【航続距離231kmを超える魅力いっぱい】ミニ・エレクトリックへ試乗 183ps

公開 : 2020.03.09 10:20

短い航続距離に目が行ってしまう、EVのミニ・エレクトリック。しかしそれ以外の部分では、かなり優れた競争力を獲得しています。EVを検討したことのなかった人も振り向かせられる、というほどの実力を、英国で評価しました。

英国におけるEVの転換点になる

text:Steve Cropley(スティーブ・クロップリー)
translation:Kenji Nakajima(中嶋健治)

 
純EVのミニ・エレクトリックが英国でデビューする。説明する開発責任者のデイビッド・ジョージには、自信が溢れていた。「ミニ・エレクトリックの発売は、英国におけるEVの転換点になると考えています」

ロンドンの西、オックスフォードシャーで開かれた英国での発表イベント。ジョージの意見が正しいと思わせるのに、充分な印象を得ることができた。

ミニ・エレクトリック(英国仕様)
ミニ・エレクトリック(英国仕様)

2020年には20台以上の純EVの販売が開催れるが、ミニ・エレクトリックの登場はその中でも特に大きな話題となるだろう。英国にとっては、2年前にジャガーIペイスが登場した以来といって良い。

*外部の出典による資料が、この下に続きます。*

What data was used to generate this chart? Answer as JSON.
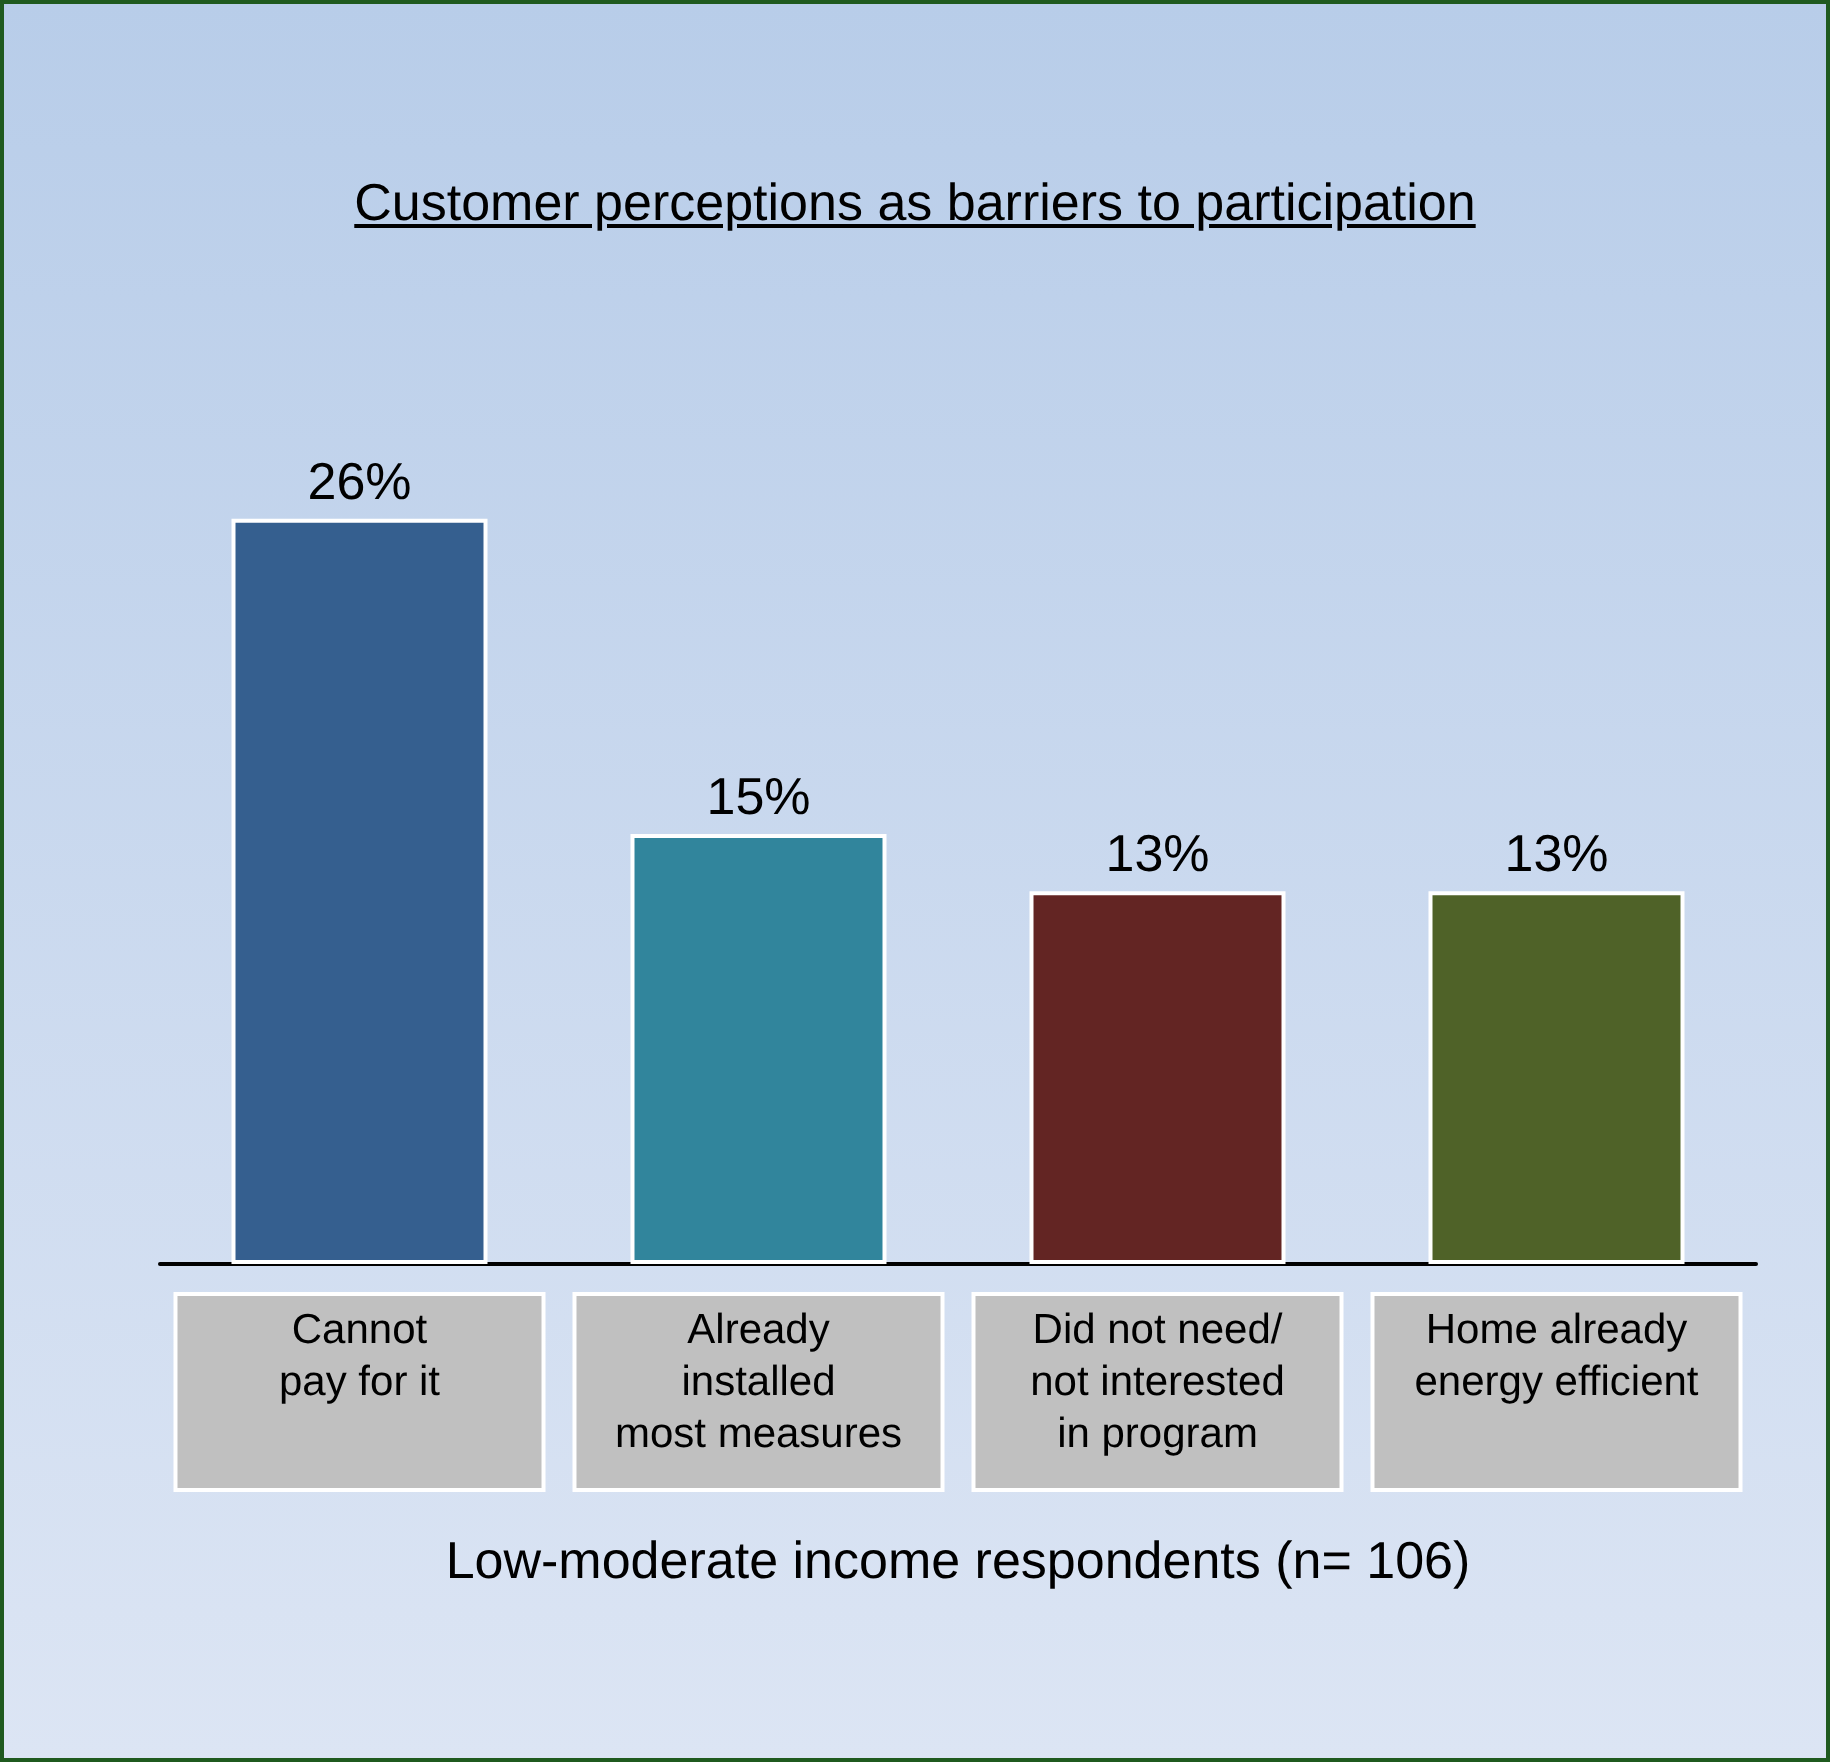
{
  "chart_data": {
    "type": "bar",
    "title": "Customer perceptions as barriers to participation",
    "xlabel": "Low-moderate income respondents (n= 106)",
    "categories": [
      "Cannot\npay for it",
      "Already\ninstalled\nmost measures",
      "Did not need/\nnot interested\nin program",
      "Home already\nenergy efficient"
    ],
    "values": [
      26,
      15,
      13,
      13
    ],
    "colors": [
      "#355f8f",
      "#31859c",
      "#632523",
      "#4f6228"
    ],
    "value_labels": [
      "26%",
      "15%",
      "13%",
      "13%"
    ],
    "grid": false
  }
}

これまで何度か触れてきた印象も踏まえて、ミニ・エレクトリックが成功する可能性は高い。すでに英国では、2000名を超える顧客が試乗ぜずに注文している。その多くが、最も高価な仕様を選んでいるという。

バッテリー版のミニは、ミニ全体の生産台数の10%に達している。1週間で500台がラインオフしているという。今のところ、他メーカーのように生産上の問題もないようだ。

今回ミニは、EVモデルに新しい販売方法を採用した。ミニ・エレクトリックには、3段階の装備レベルが存在するだけで、決まったスペックと価格が与えられている。

だがミニらしく、ユーザーは内外装の色やトリムグレード、ホイールなどパーソナライズすることができる。一番下のレベル1であっても、LEDヘッドライトにオートエアコン、デジタルモニターを備えるダッシュボード、レインセンサー・ワイパーにオートライトなど、装備は充実している。

ミニらしい走りとインテリア

レベル3には、パノラミック・サンルーフにハーマン・カードン社製の高音質オーディオが装備され、ホイールは5種類のデザインから選択が可能。英国政府の補助金、3500ポンド(50万円)を引いた価格は、2万4400ポンド(348万円)から3万400ポンド(434万円)となる。

マーケティングの担当者によれば、バランスの良いレベル2が最も多く売れると予測する。だが先んじて興味を持つEVのアーリーアダプターたちの多くは、レベル3を選んでいるという。その内70%の人は、ミニを買うことが初めてだという。

ミニ・エレクトリック(英国仕様)
ミニ・エレクトリック(英国仕様)

車内は、デジタルモニターがドライバーの正面に来るのが新鮮。電力の使用量や航続距離などの情報が表示される。それ以外の操作系やスイッチ類は、既存のエンジンモデルと近似する。

ミニ・エレクトリックの最高出力は183psで、最大トルクは27.4kg-m。ちなみにクーパーは136psだ。ハイブリッド同期と呼ばれるモーターは、BMW i3由来のもので、前輪を駆動する。

コンパクトなモーターと制御機器は、アルミフレーム内に半分組み立てられた状態で工場へ届く。従来の内燃エンジンと同じマウントポイントを用いて、クルマに搭載できる。

リチウムイオン・バッテリーの大部分はリアシート下の、燃料タンクがあった位置に収まっている。残りはトランスミッション・トンネルと呼ばれる車両中央の膨らみに搭載。バッテリー容量は28.9kWhだ。

走りは、かなりミニっぽい。だが、パワートレインからのノイズはほとんど聞き取れないほど静かで、クルマは地面に張り付いたように安定している。

ミニ・エレクトリックの車重は1326kg。ミニ・クーパーと比べると145kg重い。前後の重量配分はほぼ50:50と理想的な数字となっている。